One of the things we’ve noticed through our work as a data intermediary is that people usually don’t talk to each other about how they are using or want to use data. Data publishers don’t often have opportunities to listen to data users. Data publishers don’t have a way to talk to one another, especially across institutions. User-user interactions are ad-hoc (at best). As a result, users aren’t able to benefit from a collective approach to informed decisionmaking and are unable to build strong communities of practice.
When users and publishers don’t talk to each other:
- Publishers don’t receive feedback on the quality of data they release.
- User needs and community priorities aren’t reflected in publishing priorities.
- Users miss opportunities to learn more about data they’re using, or data that is potentially available.
- Publishers don’t benefit from skills and expertise to be found in the broader community.
When publishers don’t talk to each other:
- Publishers fail to adopt common data and publishing standards that make data more useful.
- Opportunities to share hardware and software costs and collectively negotiate on price are lost.
- Opportunities to learn from the experience of other publishers are missed.
When users don’t talk to each other:
- They often fail to coordinate with each other in their work, which leads to inefficiencies and wasted time.
- Collaboration on projects or even working together on some of the more basic tasks (i.e. processing data) doesn’t happen.

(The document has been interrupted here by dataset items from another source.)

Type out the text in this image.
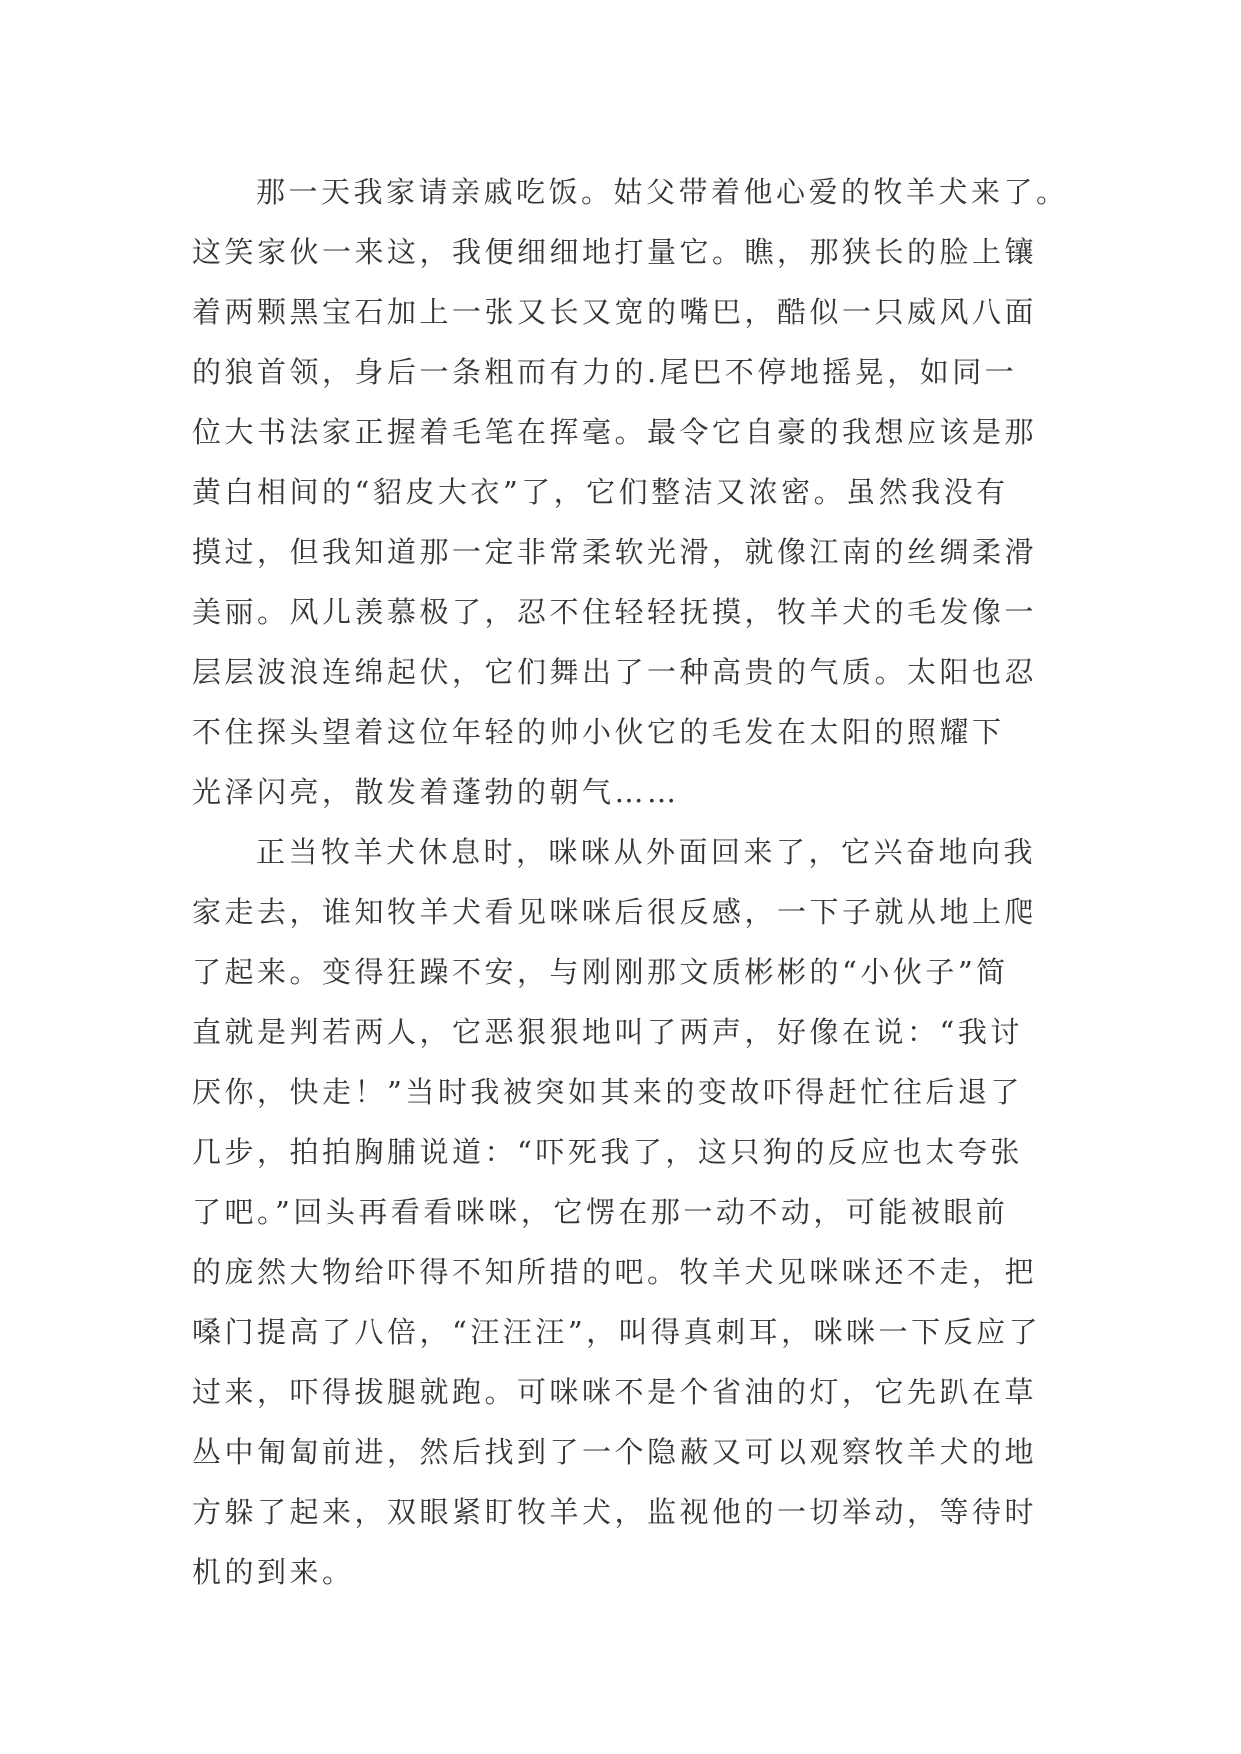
那一天我家请亲戚吃饭。姑父带着他心爱的牧羊犬来了。
这笑家伙一来这，我便细细地打量它。瞧，那狭长的脸上镶
着两颗黑宝石加上一张又长又宽的嘴巴，酷似一只威风八面
的狼首领，身后一条粗而有力的.尾巴不停地摇晃，如同一
位大书法家正握着毛笔在挥毫。最令它自豪的我想应该是那
黄白相间的“貂皮大衣”了，它们整洁又浓密。虽然我没有
摸过，但我知道那一定非常柔软光滑，就像江南的丝绸柔滑
美丽。风儿羡慕极了，忍不住轻轻抚摸，牧羊犬的毛发像一
层层波浪连绵起伏，它们舞出了一种高贵的气质。太阳也忍
不住探头望着这位年轻的帅小伙它的毛发在太阳的照耀下
光泽闪亮，散发着蓬勃的朝气……
正当牧羊犬休息时，咪咪从外面回来了，它兴奋地向我
家走去，谁知牧羊犬看见咪咪后很反感，一下子就从地上爬
了起来。变得狂躁不安，与刚刚那文质彬彬的“小伙子”简
直就是判若两人，它恶狠狠地叫了两声，好像在说：“我讨
厌你，快走！”当时我被突如其来的变故吓得赶忙往后退了
几步，拍拍胸脯说道：“吓死我了，这只狗的反应也太夸张
了吧。”回头再看看咪咪，它愣在那一动不动，可能被眼前
的庞然大物给吓得不知所措的吧。牧羊犬见咪咪还不走，把
嗓门提高了八倍，“汪汪汪”，叫得真刺耳，咪咪一下反应了
过来，吓得拔腿就跑。可咪咪不是个省油的灯，它先趴在草
丛中匍匐前进，然后找到了一个隐蔽又可以观察牧羊犬的地
方躲了起来，双眼紧盯牧羊犬，监视他的一切举动，等待时
机的到来。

- Opportunities to learn from each other are lost. Most of the knowledge developed in the use of data is tacit and never recorded.

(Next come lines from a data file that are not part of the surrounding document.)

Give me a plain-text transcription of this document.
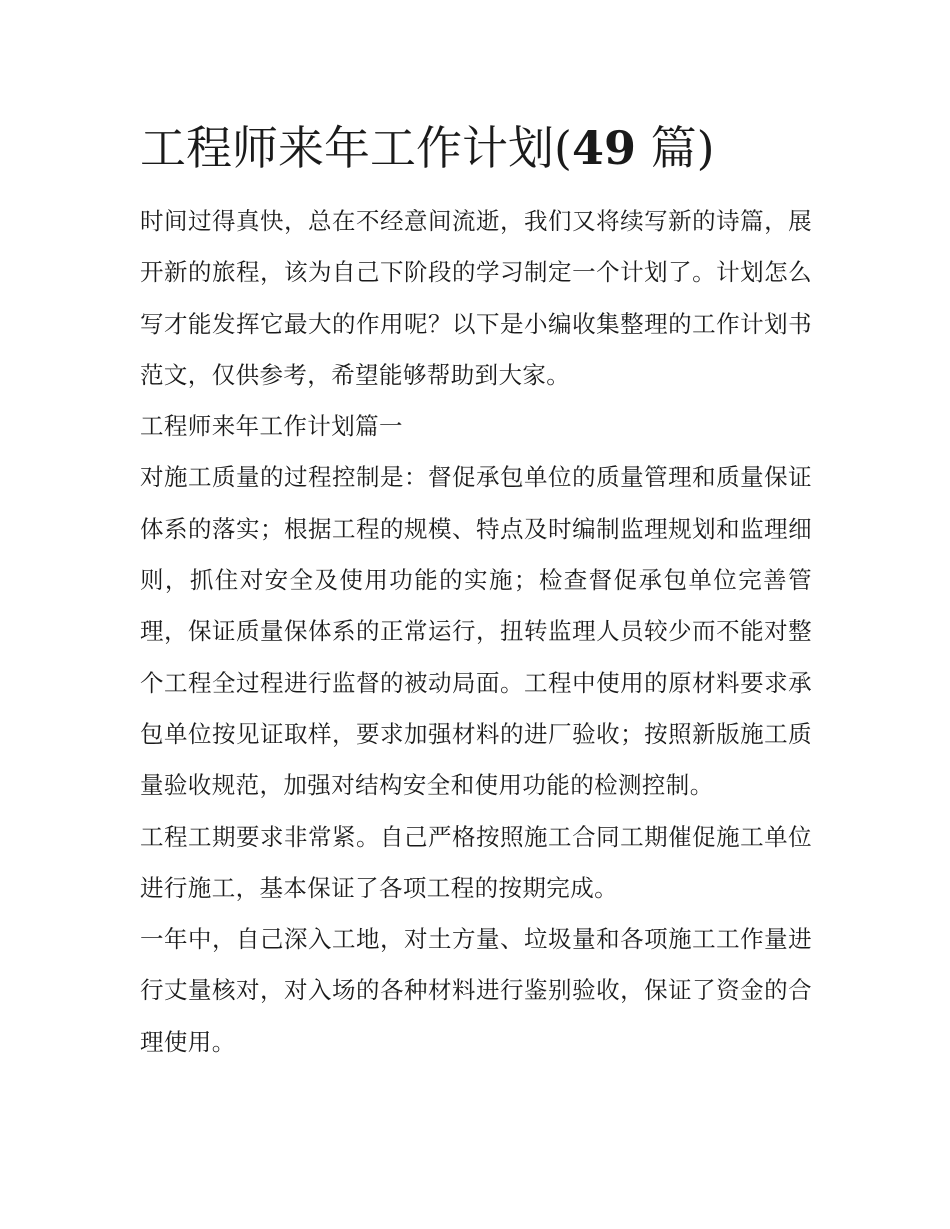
工程师来年工作计划(49 篇)

时间过得真快，总在不经意间流逝，我们又将续写新的诗篇，展开新的旅程，该为自己下阶段的学习制定一个计划了。计划怎么写才能发挥它最大的作用呢？以下是小编收集整理的工作计划书范文，仅供参考，希望能够帮助到大家。

工程师来年工作计划篇一

对施工质量的过程控制是：督促承包单位的质量管理和质量保证体系的落实；根据工程的规模、特点及时编制监理规划和监理细则，抓住对安全及使用功能的实施；检查督促承包单位完善管理，保证质量保体系的正常运行，扭转监理人员较少而不能对整个工程全过程进行监督的被动局面。工程中使用的原材料要求承包单位按见证取样，要求加强材料的进厂验收；按照新版施工质量验收规范，加强对结构安全和使用功能的检测控制。

工程工期要求非常紧。自己严格按照施工合同工期催促施工单位进行施工，基本保证了各项工程的按期完成。

一年中，自己深入工地，对土方量、垃圾量和各项施工工作量进行丈量核对，对入场的各种材料进行鉴别验收，保证了资金的合理使用。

- Users fail to organize, making it nearly impossible to lobby or advocate for broader data sharing.
Communication between data publishers and users is something we’re trying to encourage through the Western Pennsylvania Regional Data Center. We’re looking to break down silos among publishers and users in a number of ways. For example, users are able to make an informal data request through the data portal, and post comments related to a specific dataset. We’ve also developed a framework for shared documentation through our Data User Guides. We’re also likely to set-up a slack channel for group conversation in the coming months.
Nothing takes the place of personal interaction. Our Data User Group meetings will provide a mechanism for shared, topical conversation about data. Our User Group meetings are open to all, and provide data users with infrastructure to build relationships with one another, share what they’ve learned about data, contribute to Data User Guides, identify opportunities to adopt data standards and improve data quality, discuss new data publication priorities, and collaborate on new projects. We’ll rotate topics and are interested in learning more about what you want to talk about.
We’re excited to launch the first of many shared conversations about data on December 4th at 3pm. We’ll be holding our first Data User Group meeting to talk about data related to environmental justice along with our partners at the Allegheny County Health Department and the University of Pittsburgh’s Graduate School of Public Health (GSPH). The meeting will take place at GSPH (130 DeSoto St.) in room 109. Details and an RSVP link can be found on our event page.
We’re making it up as we go, and glad to have you along for the ride. We hope to see you on December 4th.